Democrats insist that they aren’t afraid. Biden stated Friday that it would not be responsible to remove the debt ceiling in order to avoid future fights.

The president stated, “Let’s be clear: I won’t yield.” “I will not reduce Social Security. No matter how hard people work, I won’t cut Medicare.

Lawmakers have always raised the national borrowing limit. Failure to do so will likely increase the negative effects of record inflation. After a long standoff, both parties came together in December to increase the debt limit to almost $31 trillion.

If Democrats maintain their majority in the House or Senate, they can still use the budget’s filibuster protections to raise the debt ceiling. The party refused to take that route last year and instead roped in Republicans for a fight.

GOP House
GOP House

A GOP House majority could mean a return to 2011 when Republicans used the debt ceiling to secure spending caps from President Barack Obama. After all the pain, Congress lifted those caps until they expired a decade after that.

Fiscal conservatives also demand that Republican leaders reject any government funding agreement that is put together before the end of the year. They will wait until 2023, when they are in the majority, to pass a funding package that restores spending levels under President Donald Trump.

Some Republicans are determined to block any funding agreement that would allow Biden to get the border wall money. Jordan stated that he would like to use spending bills in order to curb what he considers politicization by the Justice Department or the FBI. Rep. Randy Weber from Texas stated that Republicans should use appropriations legislation to put more emphasis on fossil fuels.

However, the party’s most fiscal hawks seem to have lost funding from the government as a leverage point in the short term. Republican appropriators would be happy to reach a deal before Dec. 16 when government funding ends. They argue that this would clear the slate for January’s 118th Congress and allow the Pentagon to deal with inflation.

Some Republicans also want to reach a funding agreement for fiscal 2023 in December. This is partly because of spending disputes and factional wars.

Even if this happens, the Republican House majority will eventually have to deal with funding fiscal 2024. This year’s fiscal year begins on October 1st.

Rep.
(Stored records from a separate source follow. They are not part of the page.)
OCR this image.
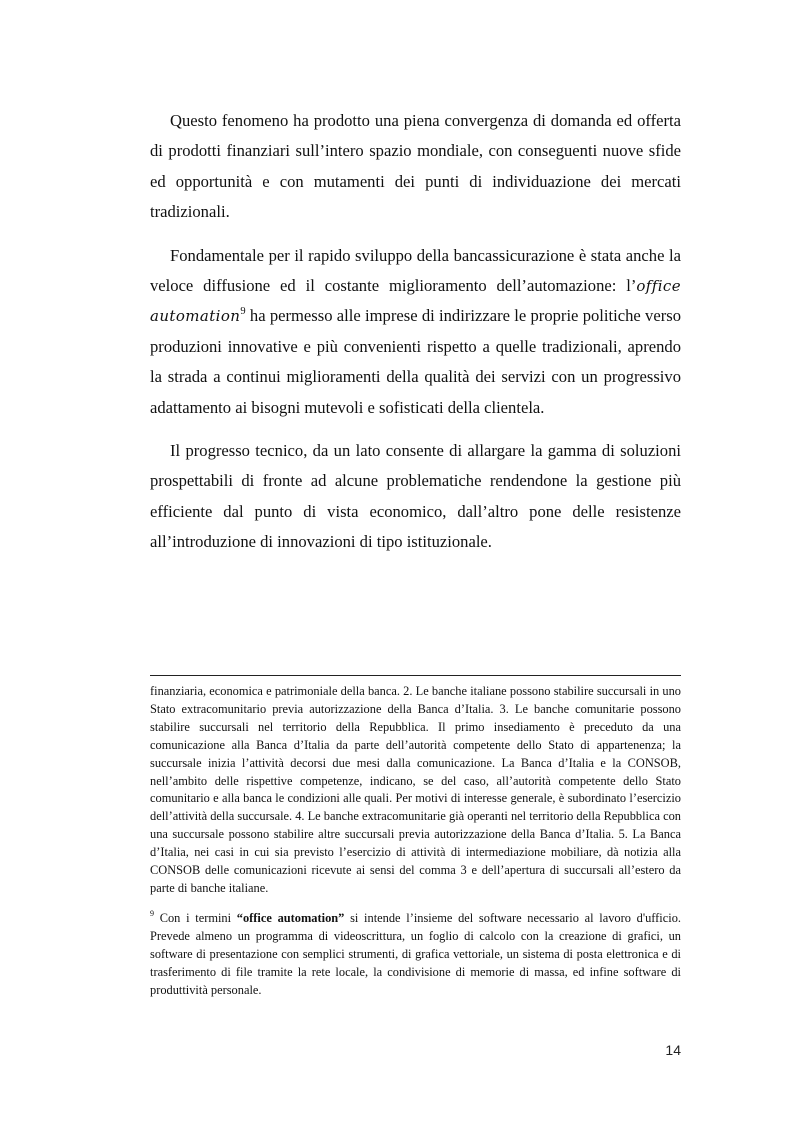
Questo fenomeno ha prodotto una piena convergenza di domanda ed offerta di prodotti finanziari sull’intero spazio mondiale, con conseguenti nuove sfide ed opportunità e con mutamenti dei punti di individuazione dei mercati tradizionali.

Fondamentale per il rapido sviluppo della bancassicurazione è stata anche la veloce diffusione ed il costante miglioramento dell’automazione: l’office automation$^9$ ha permesso alle imprese di indirizzare le proprie politiche verso produzioni innovative e più convenienti rispetto a quelle tradizionali, aprendo la strada a continui miglioramenti della qualità dei servizi con un progressivo adattamento ai bisogni mutevoli e sofisticati della clientela.

Il progresso tecnico, da un lato consente di allargare la gamma di soluzioni prospettabili di fronte ad alcune problematiche rendendone la gestione più efficiente dal punto di vista economico, dall’altro pone delle resistenze all’introduzione di innovazioni di tipo istituzionale.

finanziaria, economica e patrimoniale della banca. 2. Le banche italiane possono stabilire succursali in uno Stato extracomunitario previa autorizzazione della Banca d’Italia. 3. Le banche comunitarie possono stabilire succursali nel territorio della Repubblica. Il primo insediamento è preceduto da una comunicazione alla Banca d’Italia da parte dell’autorità competente dello Stato di appartenenza; la succursale inizia l’attività decorsi due mesi dalla comunicazione. La Banca d’Italia e la CONSOB, nell’ambito delle rispettive competenze, indicano, se del caso, all’autorità competente dello Stato comunitario e alla banca le condizioni alle quali. Per motivi di interesse generale, è subordinato l’esercizio dell’attività della succursale. 4. Le banche extracomunitarie già operanti nel territorio della Repubblica con una succursale possono stabilire altre succursali previa autorizzazione della Banca d’Italia. 5. La Banca d’Italia, nei casi in cui sia previsto l’esercizio di attività di intermediazione mobiliare, dà notizia alla CONSOB delle comunicazioni ricevute ai sensi del comma 3 e dell’apertura di succursali all’estero da parte di banche italiane.

$^9$ Con i termini “office automation” si intende l’insieme del software necessario al lavoro d'ufficio. Prevede almeno un programma di videoscrittura, un foglio di calcolo con la creazione di grafici, un software di presentazione con semplici strumenti, di grafica vettoriale, un sistema di posta elettronica e di trasferimento di file tramite la rete locale, la condivisione di memorie di massa, ed infine software di produttività personale.

14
Mike Simpson from Idaho, who is the top Republican responsible for energy and water spending, stated that “I want to begin fresh next year.” “The truth is that next year’s appropriations will be difficult.”

Although the House could pass a funding agreement before the end of the year with no GOP votes, it would require support from at least 10 Senate Republicans across the Capitol to avoid a filibuster.

A spokesperson for Minority leader Kevin McCarthy didn’t respond several times to requests for comment about his approach to government funding and the debt limit. Roy stated that it would be a failure for the party not to fight on discretionary spending, which accounts for about a third of the federal budget.

However, Rep. Tom Cole (R.Okla.), a veteran Appropriator, gave conservatives a reality check in advance.

Cole stated that even with a House majority, the president is still the President and the filibuster in the Senate are still there.

Cole said that his fiscal-hawk coworkers “don’t vote to pass the bills anyway, so they’ve kind of dealt themselves out.” … They demand things that are not possible in a bipartisan process.